Which, unfortunately, leaves you — and others like you who might wonder whether an annuity should be part of their retirement portfolio — in the middle, unsure whose advice to follow.
I don’t know enough about your financial circumstances to be able to side with either one of your opposing financial advisers. And even if I did, there may be compelling non-financial reasons you might be a candidate for an annuity. What I can do, however, is lay out some guidelines to help you decide whether, given your particular situation and needs, an annuity is right for you.
Before I do that, though, I want to make it clear that while there are many different kinds of annuities out there, I believe that one type stands out when it comes to delivering retirement income you can count on throughout retirement no matter how long you live: immediate annuities. They’re also easier to understand than most other annuities, many of which can be mind-numbingly complicated.
The premise behind an immediate annuity is pretty easy to grasp. You hand over a lump sum to an insurer and in return you get a monthly payment guaranteed to last as long as you live (or, if you wish, as long as you and a spouse or partner are alive). You can see how much guaranteed income an immediate annuity might generate today given your age and how much you have to invest by going to this annuity payment calculator.
Which brings us to the first question you should ask yourself to determine whether you’re a candidate for an annuity — namely, do you think you’ll need more guaranteed income than you’ll already receive from Social Security and any pensions you may be eligible for? If the combination of your Social Security benefit plus pension income falls short of what you’ll need to pay most or all of your essential living expenses in retirement — which you can estimate by using a tool like BlackRock’s Retirement Expense Worksheet — then you may want to bridge that gap by devoting a portion of your nest egg to an immediate annuity.
If, on the other hand, assured income sources like Social Security and pensions will likely cover all or most of your essential expenses, then an annuity might be superfluous. Chances are you can live comfortably enough by simply supplementing the guaranteed income you’ll already be receiving from Social Security and pensions with periodic withdrawals from your retirement savings.
For that matter, even if Social Security and pension income, if any, isn’t enough to cover your essential living expenses, you may still be able to get by perfectly well without an annuity if your nest egg is large enough that your chances of running through it during your lifetime are minimal. You can gauge your chances of depleting your savings during the number of years you’ll likely live in retirement by going to this retirement income calculator.
That said, there could be other reasons you may find an annuity’s assured income appealing. Knowing that you’ll collect guaranteed lifetime payments regardless of what’s going on in the stock or bond markets may allow you to feel more comfortable about investing the rest of your savings in an appropriate mix of stocks and bonds — and more apt to stick with your strategy during times of financial duress.
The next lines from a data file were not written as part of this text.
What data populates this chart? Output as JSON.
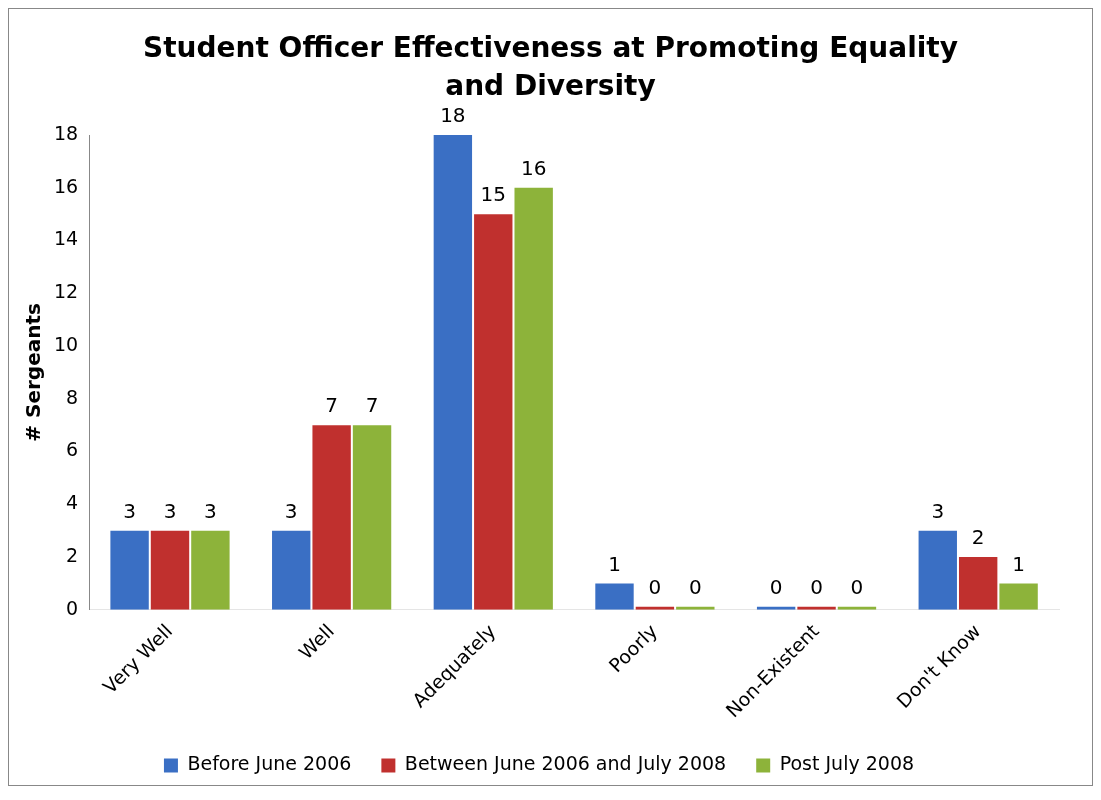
{
  "chart_data": {
    "type": "bar",
    "title": "Student Officer Effectiveness at Promoting Equality and Diversity",
    "ylabel": "# Sergeants",
    "categories": [
      "Very Well",
      "Well",
      "Adequately",
      "Poorly",
      "Non-Existent",
      "Don't Know"
    ],
    "series": [
      {
        "name": "Before June 2006",
        "color": "#3a6fc4",
        "values": [
          3,
          3,
          18,
          1,
          0,
          3
        ]
      },
      {
        "name": "Between June 2006 and July 2008",
        "color": "#c0302e",
        "values": [
          3,
          7,
          15,
          0,
          0,
          2
        ]
      },
      {
        "name": "Post July 2008",
        "color": "#8db33a",
        "values": [
          3,
          7,
          16,
          0,
          0,
          1
        ]
      }
    ],
    "ylim": [
      0,
      18
    ],
    "yticks": [
      0,
      2,
      4,
      6,
      8,
      10,
      12,
      14,
      16,
      18
    ],
    "grid": false,
    "legend": "bottom",
    "data_labels": true
  }
}
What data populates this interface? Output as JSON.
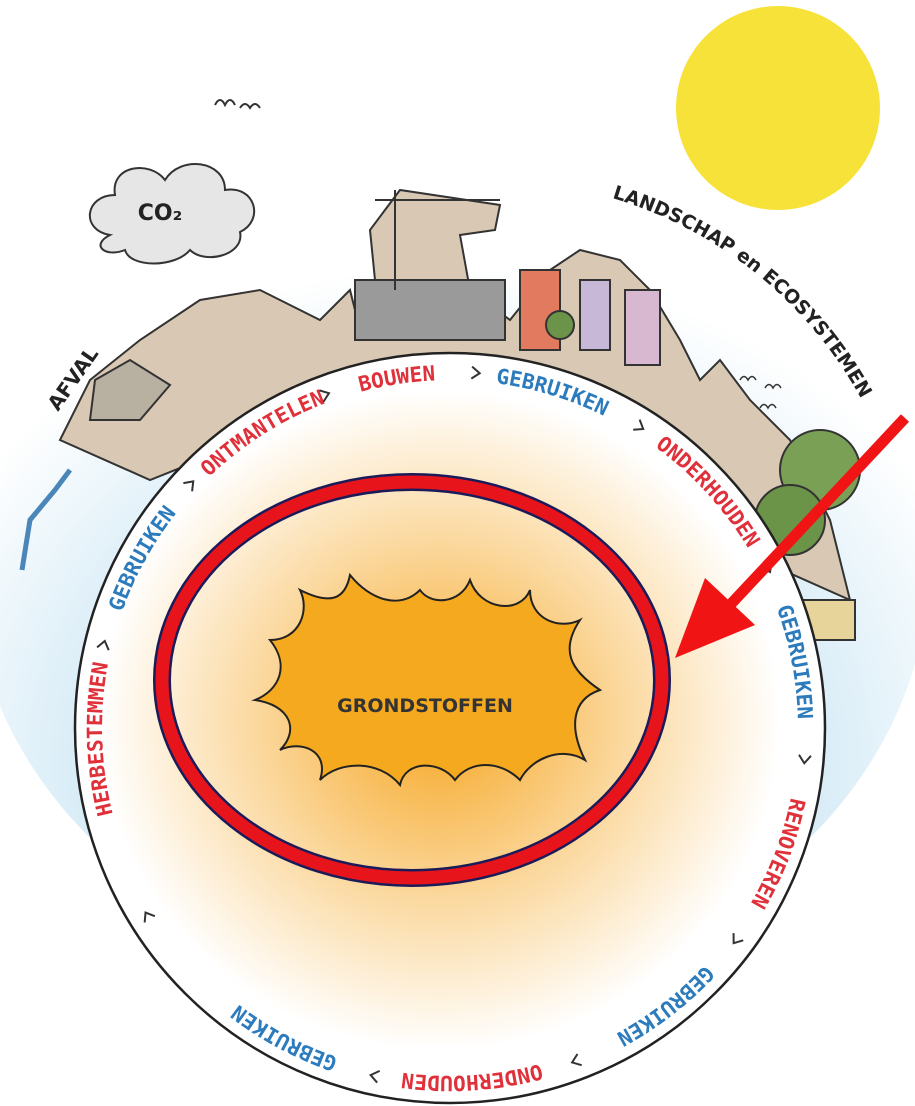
{
  "labels": {
    "co2": "CO₂",
    "afval": "AFVAL",
    "landschap": "LANDSCHAP en ECOSYSTEMEN",
    "center": "GRONDSTOFFEN"
  },
  "cycle": [
    "HERBESTEMMEN",
    "GEBRUIKEN",
    "ONTMANTELEN",
    "BOUWEN",
    "GEBRUIKEN",
    "ONDERHOUDEN",
    "GEBRUIKEN",
    "RENOVEREN",
    "GEBRUIKEN",
    "ONDERHOUDEN",
    "GEBRUIKEN"
  ]
}
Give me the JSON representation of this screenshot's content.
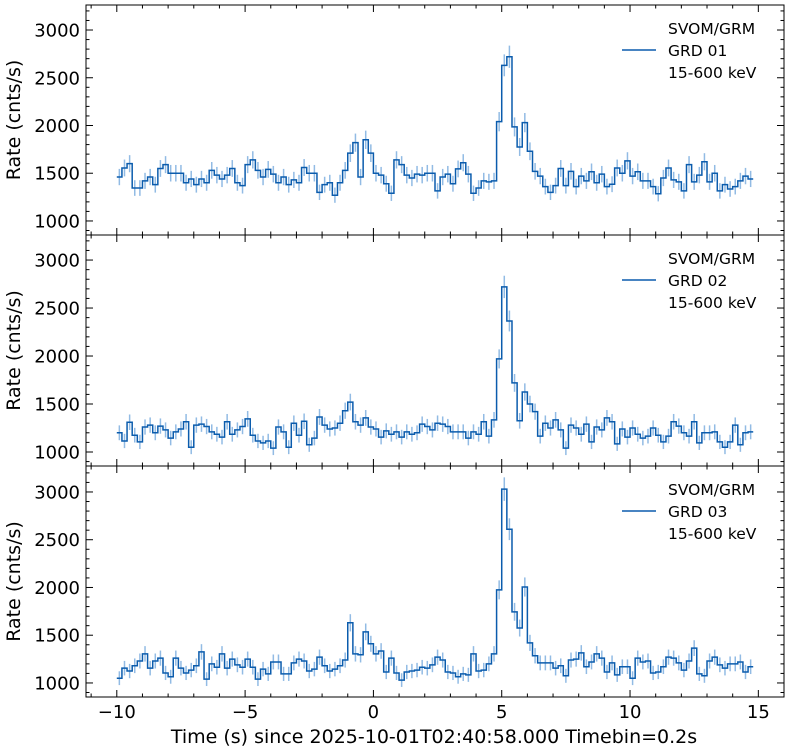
{
  "chart_data": [
    {
      "type": "line",
      "style": "step-with-errorbars",
      "legend": {
        "lines": [
          "SVOM/GRM",
          "GRD 01",
          "15-600 keV"
        ],
        "placement": "top-right"
      },
      "ylabel": "Rate (cnts/s)",
      "ylim": [
        853,
        3262
      ],
      "yticks": [
        1000,
        1500,
        2000,
        2500,
        3000
      ],
      "x_start": -10,
      "bin": 0.2,
      "values": [
        1460,
        1555,
        1600,
        1345,
        1345,
        1420,
        1460,
        1380,
        1550,
        1590,
        1500,
        1500,
        1500,
        1400,
        1440,
        1380,
        1440,
        1400,
        1530,
        1480,
        1440,
        1480,
        1550,
        1400,
        1370,
        1590,
        1640,
        1530,
        1460,
        1540,
        1490,
        1400,
        1460,
        1380,
        1430,
        1400,
        1560,
        1500,
        1500,
        1300,
        1380,
        1400,
        1270,
        1400,
        1530,
        1710,
        1820,
        1460,
        1850,
        1710,
        1500,
        1480,
        1390,
        1290,
        1640,
        1590,
        1480,
        1450,
        1490,
        1480,
        1500,
        1500,
        1315,
        1460,
        1490,
        1390,
        1545,
        1610,
        1490,
        1290,
        1345,
        1420,
        1410,
        1420,
        2040,
        2630,
        2720,
        1985,
        1775,
        2030,
        1730,
        1520,
        1470,
        1360,
        1300,
        1370,
        1550,
        1370,
        1520,
        1360,
        1470,
        1420,
        1515,
        1400,
        1490,
        1360,
        1385,
        1555,
        1500,
        1630,
        1470,
        1515,
        1420,
        1420,
        1360,
        1285,
        1450,
        1555,
        1430,
        1410,
        1315,
        1590,
        1410,
        1480,
        1620,
        1410,
        1500,
        1315,
        1380,
        1335,
        1360,
        1420,
        1470,
        1440
      ]
    },
    {
      "type": "line",
      "style": "step-with-errorbars",
      "legend": {
        "lines": [
          "SVOM/GRM",
          "GRD 02",
          "15-600 keV"
        ],
        "placement": "top-right"
      },
      "ylabel": "Rate (cnts/s)",
      "ylim": [
        854,
        3261
      ],
      "yticks": [
        1000,
        1500,
        2000,
        2500,
        3000
      ],
      "x_start": -10,
      "bin": 0.2,
      "values": [
        1200,
        1115,
        1310,
        1175,
        1105,
        1260,
        1280,
        1200,
        1270,
        1230,
        1145,
        1210,
        1240,
        1315,
        1050,
        1280,
        1290,
        1265,
        1210,
        1185,
        1155,
        1315,
        1185,
        1230,
        1265,
        1345,
        1175,
        1115,
        1095,
        1115,
        1040,
        1260,
        1210,
        1050,
        1300,
        1175,
        1320,
        1075,
        1145,
        1365,
        1280,
        1240,
        1250,
        1300,
        1430,
        1520,
        1315,
        1280,
        1355,
        1260,
        1240,
        1155,
        1220,
        1185,
        1210,
        1155,
        1210,
        1185,
        1200,
        1290,
        1265,
        1230,
        1300,
        1290,
        1265,
        1210,
        1210,
        1210,
        1145,
        1210,
        1185,
        1315,
        1165,
        1335,
        1970,
        2720,
        2365,
        1720,
        1325,
        1625,
        1500,
        1420,
        1165,
        1300,
        1250,
        1335,
        1230,
        1040,
        1280,
        1250,
        1185,
        1290,
        1105,
        1260,
        1230,
        1355,
        1315,
        1085,
        1240,
        1155,
        1250,
        1185,
        1145,
        1165,
        1250,
        1175,
        1105,
        1165,
        1315,
        1270,
        1200,
        1165,
        1315,
        1095,
        1200,
        1200,
        1210,
        1105,
        1050,
        1105,
        1280,
        1075,
        1200,
        1210
      ]
    },
    {
      "type": "line",
      "style": "step-with-errorbars",
      "legend": {
        "lines": [
          "SVOM/GRM",
          "GRD 03",
          "15-600 keV"
        ],
        "placement": "top-right"
      },
      "ylabel": "Rate (cnts/s)",
      "ylim": [
        853,
        3272
      ],
      "yticks": [
        1000,
        1500,
        2000,
        2500,
        3000
      ],
      "x_start": -10,
      "bin": 0.2,
      "values": [
        1050,
        1155,
        1125,
        1180,
        1230,
        1305,
        1155,
        1230,
        1260,
        1105,
        1065,
        1260,
        1155,
        1105,
        1135,
        1180,
        1325,
        1040,
        1200,
        1165,
        1305,
        1155,
        1250,
        1190,
        1165,
        1250,
        1165,
        1040,
        1145,
        1095,
        1220,
        1220,
        1095,
        1095,
        1210,
        1250,
        1230,
        1125,
        1145,
        1270,
        1180,
        1125,
        1145,
        1180,
        1240,
        1630,
        1305,
        1295,
        1535,
        1410,
        1305,
        1335,
        1115,
        1260,
        1105,
        1030,
        1115,
        1125,
        1135,
        1165,
        1155,
        1190,
        1270,
        1240,
        1115,
        1105,
        1065,
        1095,
        1085,
        1305,
        1125,
        1135,
        1200,
        1305,
        1975,
        3030,
        2610,
        1745,
        1575,
        2005,
        1420,
        1285,
        1210,
        1210,
        1210,
        1155,
        1180,
        1075,
        1240,
        1250,
        1315,
        1170,
        1220,
        1305,
        1260,
        1115,
        1210,
        1085,
        1170,
        1170,
        1050,
        1260,
        1220,
        1230,
        1105,
        1115,
        1170,
        1270,
        1260,
        1210,
        1135,
        1230,
        1365,
        1095,
        1075,
        1230,
        1270,
        1190,
        1155,
        1200,
        1200,
        1220,
        1115,
        1170
      ]
    }
  ],
  "xaxis": {
    "label": "Time (s) since 2025-10-01T02:40:58.000 Timebin=0.2s",
    "xlim": [
      -11.2,
      16.0
    ],
    "xticks": [
      -10,
      -5,
      0,
      5,
      10,
      15
    ],
    "xtick_labels": [
      "−10",
      "−5",
      "0",
      "5",
      "10",
      "15"
    ]
  },
  "colors": {
    "line": "#0b5cad",
    "errorbar": "#7fb0e0",
    "axis": "#000000"
  }
}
And research shows that people who receive guaranteed income from a pension or annuity also tend to be happier in retirement. For example, a 2015 TIAA-CREF Institute study found that retirees who converted at least some of their retirement savings into annuity payments were more likely to say their standard of living improved after retiring and that their retirement lifestyle exceeded their expectations.
Ultimately, though, I think it makes little sense to buy an annuity unless you feel pretty damn sure that putting a portion of your retirement savings into one is the right move for you. Learning more about the pros and cons of annuities and how they work, knowing which questions to ask of advisers touting them and understanding how to choose the right one can give you more insight for making the decision of whether to “annuitize” some of your savings. But unless (or until) you’re convinced that an annuity will provide some benefit you really need and that you can’t otherwise get, my advice is to pass.